• The portion of the universe selected for study is called the system.
• Rest of the universe other than the portion selected for study is called the environment.
• The surface that separates the system and the environment is called the boundary.
• Systems where there is an exchange of energy, matter and work across the boundary are called open systems.
• Systems where only energy and work can exchange across the boundary are called closed systems. (i.e. Boundary is impermeable to matter.)
• Systems where there is no exchange of energy, matter or work across the boundary are called isolated systems.
• The properties that depend upon the amount of matter are named extensive properties. Examples- mass, volume, heat capacity
• The properties that are independent of the amount of matter are named intensive properties. Examples : temperature, pressure, density, viscosity, molar volume, molar heat capacity
• Description of the temperature, pressure and composition of the system is called the state of the system.

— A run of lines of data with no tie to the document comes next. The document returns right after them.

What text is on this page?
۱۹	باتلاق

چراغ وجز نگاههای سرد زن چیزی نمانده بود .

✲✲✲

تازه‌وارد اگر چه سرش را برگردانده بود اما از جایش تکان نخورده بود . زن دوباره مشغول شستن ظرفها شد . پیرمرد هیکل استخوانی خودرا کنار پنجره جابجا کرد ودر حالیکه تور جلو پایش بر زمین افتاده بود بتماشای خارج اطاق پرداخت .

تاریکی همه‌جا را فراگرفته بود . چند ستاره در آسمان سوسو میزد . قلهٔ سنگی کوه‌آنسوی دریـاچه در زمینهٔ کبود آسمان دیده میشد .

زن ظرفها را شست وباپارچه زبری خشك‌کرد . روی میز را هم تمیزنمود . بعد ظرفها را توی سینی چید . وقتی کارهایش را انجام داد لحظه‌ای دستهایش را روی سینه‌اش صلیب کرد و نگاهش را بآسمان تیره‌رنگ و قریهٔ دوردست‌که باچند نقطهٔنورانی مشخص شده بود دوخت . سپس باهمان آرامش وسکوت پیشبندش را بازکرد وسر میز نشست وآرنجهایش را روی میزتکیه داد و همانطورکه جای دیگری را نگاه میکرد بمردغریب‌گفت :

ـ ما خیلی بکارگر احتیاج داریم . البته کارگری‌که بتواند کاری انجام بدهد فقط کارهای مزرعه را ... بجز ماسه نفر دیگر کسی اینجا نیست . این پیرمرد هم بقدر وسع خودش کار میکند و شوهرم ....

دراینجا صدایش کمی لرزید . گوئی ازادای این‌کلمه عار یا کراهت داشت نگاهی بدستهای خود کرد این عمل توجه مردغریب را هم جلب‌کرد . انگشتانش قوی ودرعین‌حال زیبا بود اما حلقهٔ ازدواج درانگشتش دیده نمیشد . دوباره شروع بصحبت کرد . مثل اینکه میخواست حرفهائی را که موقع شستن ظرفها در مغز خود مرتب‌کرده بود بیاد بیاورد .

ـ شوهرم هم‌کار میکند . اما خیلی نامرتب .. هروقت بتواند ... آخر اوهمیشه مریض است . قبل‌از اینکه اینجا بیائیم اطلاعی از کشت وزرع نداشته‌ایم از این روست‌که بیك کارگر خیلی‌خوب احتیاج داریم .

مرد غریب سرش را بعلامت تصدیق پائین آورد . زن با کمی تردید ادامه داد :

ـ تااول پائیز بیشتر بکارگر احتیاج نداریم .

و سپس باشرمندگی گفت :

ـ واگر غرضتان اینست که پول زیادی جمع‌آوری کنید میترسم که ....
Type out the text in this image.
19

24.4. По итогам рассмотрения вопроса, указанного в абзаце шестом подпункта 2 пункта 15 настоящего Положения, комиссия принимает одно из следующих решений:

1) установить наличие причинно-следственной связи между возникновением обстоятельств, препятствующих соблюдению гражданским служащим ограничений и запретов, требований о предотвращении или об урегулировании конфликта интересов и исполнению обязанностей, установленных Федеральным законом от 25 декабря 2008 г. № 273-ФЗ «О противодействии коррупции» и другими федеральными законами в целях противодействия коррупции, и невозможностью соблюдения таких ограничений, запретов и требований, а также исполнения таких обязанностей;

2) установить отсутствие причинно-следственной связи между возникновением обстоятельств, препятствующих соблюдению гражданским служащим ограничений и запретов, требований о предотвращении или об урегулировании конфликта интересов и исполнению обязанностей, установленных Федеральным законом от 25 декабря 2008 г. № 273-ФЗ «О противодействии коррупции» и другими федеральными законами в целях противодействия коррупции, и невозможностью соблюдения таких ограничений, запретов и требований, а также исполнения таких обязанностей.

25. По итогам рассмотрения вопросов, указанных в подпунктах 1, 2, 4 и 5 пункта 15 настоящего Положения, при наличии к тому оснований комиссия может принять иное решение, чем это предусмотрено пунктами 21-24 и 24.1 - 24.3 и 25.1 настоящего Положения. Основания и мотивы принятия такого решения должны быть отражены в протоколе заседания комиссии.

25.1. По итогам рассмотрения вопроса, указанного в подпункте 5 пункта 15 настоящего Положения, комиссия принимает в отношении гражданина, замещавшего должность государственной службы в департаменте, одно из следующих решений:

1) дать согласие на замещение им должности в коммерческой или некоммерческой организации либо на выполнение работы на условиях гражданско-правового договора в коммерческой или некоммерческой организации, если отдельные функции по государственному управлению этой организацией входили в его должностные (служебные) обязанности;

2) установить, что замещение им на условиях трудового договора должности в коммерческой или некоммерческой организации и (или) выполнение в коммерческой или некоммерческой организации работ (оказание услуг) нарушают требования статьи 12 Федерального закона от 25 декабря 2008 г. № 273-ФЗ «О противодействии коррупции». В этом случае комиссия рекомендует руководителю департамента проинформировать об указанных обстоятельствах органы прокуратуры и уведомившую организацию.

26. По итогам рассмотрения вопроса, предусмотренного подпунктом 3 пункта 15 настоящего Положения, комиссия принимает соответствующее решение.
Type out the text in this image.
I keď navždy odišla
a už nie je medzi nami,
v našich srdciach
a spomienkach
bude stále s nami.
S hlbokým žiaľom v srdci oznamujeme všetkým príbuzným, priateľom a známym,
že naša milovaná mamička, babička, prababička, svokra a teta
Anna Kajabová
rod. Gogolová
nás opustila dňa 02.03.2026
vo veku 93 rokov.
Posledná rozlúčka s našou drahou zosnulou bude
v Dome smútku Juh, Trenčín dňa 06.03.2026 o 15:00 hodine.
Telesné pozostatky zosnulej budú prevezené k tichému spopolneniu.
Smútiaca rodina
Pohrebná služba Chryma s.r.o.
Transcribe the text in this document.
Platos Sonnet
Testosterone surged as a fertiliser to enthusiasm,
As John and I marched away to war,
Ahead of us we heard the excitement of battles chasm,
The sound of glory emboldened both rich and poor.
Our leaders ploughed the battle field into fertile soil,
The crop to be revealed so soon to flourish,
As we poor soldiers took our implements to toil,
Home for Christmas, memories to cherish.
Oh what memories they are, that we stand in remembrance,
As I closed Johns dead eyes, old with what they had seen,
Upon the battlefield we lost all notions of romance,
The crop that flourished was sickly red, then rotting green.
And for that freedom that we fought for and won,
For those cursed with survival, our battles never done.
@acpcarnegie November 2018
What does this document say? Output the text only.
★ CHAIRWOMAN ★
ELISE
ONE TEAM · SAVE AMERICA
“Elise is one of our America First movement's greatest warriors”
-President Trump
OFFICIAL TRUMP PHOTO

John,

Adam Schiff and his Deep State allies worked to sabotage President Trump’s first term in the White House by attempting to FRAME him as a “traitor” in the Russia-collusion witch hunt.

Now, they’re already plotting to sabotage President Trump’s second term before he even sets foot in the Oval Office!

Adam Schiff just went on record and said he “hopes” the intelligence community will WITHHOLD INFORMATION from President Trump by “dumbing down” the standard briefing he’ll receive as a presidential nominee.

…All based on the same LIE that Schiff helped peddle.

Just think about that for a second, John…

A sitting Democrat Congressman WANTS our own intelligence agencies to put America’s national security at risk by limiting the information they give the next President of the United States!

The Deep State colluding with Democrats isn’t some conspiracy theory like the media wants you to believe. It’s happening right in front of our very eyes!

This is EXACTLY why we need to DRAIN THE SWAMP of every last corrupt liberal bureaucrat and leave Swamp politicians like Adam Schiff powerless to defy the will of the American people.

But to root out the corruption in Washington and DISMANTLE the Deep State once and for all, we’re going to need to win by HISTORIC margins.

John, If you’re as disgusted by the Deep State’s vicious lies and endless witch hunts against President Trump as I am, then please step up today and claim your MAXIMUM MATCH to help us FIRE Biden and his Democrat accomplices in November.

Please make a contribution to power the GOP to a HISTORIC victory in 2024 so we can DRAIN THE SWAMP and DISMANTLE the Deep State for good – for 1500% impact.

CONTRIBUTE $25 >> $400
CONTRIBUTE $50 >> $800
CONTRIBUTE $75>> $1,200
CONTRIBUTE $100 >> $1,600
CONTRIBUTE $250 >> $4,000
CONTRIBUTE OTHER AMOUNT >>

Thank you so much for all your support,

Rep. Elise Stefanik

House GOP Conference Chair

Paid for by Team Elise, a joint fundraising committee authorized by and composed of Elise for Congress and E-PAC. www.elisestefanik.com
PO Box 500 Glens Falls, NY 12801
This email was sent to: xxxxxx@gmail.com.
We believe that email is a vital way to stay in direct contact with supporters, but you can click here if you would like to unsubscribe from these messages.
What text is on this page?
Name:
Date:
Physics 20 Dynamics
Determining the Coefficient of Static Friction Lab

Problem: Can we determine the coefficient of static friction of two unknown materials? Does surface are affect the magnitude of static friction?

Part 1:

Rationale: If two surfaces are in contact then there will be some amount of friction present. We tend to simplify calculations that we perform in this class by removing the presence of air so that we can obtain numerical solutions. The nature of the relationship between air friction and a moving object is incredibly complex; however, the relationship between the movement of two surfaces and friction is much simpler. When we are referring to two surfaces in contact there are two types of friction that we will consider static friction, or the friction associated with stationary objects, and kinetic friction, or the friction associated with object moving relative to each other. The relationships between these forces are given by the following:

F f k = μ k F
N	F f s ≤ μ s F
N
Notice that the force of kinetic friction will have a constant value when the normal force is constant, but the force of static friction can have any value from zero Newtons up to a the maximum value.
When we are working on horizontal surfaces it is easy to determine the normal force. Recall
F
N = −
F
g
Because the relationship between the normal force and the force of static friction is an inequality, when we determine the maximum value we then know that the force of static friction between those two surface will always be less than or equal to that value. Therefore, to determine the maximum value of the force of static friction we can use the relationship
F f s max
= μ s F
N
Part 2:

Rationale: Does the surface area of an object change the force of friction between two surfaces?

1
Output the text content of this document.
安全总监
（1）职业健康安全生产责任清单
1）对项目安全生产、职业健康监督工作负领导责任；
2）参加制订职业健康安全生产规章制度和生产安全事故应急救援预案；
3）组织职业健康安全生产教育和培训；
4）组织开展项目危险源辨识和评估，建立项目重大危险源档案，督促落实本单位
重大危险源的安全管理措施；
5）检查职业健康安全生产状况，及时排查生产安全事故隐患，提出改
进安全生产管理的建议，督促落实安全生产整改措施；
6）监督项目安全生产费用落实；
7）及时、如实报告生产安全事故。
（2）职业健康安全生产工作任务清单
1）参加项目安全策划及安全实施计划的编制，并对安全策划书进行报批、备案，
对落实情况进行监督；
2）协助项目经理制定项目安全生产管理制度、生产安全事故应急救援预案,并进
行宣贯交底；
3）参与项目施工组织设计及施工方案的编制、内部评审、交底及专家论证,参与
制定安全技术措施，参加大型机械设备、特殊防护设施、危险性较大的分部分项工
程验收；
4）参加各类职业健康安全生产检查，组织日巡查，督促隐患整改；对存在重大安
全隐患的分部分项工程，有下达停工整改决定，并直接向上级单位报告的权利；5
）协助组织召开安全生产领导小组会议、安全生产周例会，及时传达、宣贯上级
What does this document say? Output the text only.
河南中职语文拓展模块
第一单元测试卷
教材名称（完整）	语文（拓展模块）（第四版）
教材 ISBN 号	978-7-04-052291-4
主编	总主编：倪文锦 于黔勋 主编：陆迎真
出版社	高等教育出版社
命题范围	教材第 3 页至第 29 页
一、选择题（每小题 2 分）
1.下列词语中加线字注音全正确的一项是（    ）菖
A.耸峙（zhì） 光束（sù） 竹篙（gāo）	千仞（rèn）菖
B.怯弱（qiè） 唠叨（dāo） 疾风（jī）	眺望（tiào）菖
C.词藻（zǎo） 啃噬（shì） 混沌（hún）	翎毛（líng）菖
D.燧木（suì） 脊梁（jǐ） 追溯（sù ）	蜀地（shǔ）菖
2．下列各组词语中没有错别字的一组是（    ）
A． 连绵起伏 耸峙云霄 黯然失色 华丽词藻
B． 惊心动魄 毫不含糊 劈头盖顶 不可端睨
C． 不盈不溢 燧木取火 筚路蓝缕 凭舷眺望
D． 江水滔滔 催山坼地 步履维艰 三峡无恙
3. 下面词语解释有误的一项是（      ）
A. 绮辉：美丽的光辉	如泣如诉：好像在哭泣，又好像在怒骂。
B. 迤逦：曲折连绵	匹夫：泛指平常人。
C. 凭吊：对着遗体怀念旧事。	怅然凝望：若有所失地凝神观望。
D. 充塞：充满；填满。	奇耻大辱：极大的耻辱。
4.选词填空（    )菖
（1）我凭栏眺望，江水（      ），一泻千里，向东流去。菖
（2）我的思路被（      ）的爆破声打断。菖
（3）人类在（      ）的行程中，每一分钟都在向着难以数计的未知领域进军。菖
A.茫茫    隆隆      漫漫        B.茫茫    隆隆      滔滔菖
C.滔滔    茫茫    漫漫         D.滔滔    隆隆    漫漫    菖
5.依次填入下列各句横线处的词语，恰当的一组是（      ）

This information is specific for a particular system.
• The properties with specific values for the state in which a system exits are called state functions. These properties do not depend on the history of the system.
• The change in a function of state depends only on its initial state and final state. It is independent of the route followed.
• Volume, temperature, density, refractive index, enthalpy, entropy, etc. are examples for functions of state.
• The quantity of heat supplied to a system or given out from a system under the condition of constant pressure is called the enthalpy change (∆H). This is a thermodynamic property and a function of state.
• The enthalpy change ( ∆H ) associated with a reaction is given by the difference in enthalpy of the products and reactants
ΔH = ΔHproducts – ΔHreactants
Enthalpy change associated with a reaction ; if ∆H < 0 the reaction is exothermic and if ∆H > 0 the reaction is endothermic.
• According to IUPAC convention, enthalpy changes are reported for unit extent of reaction in kJ mol-1.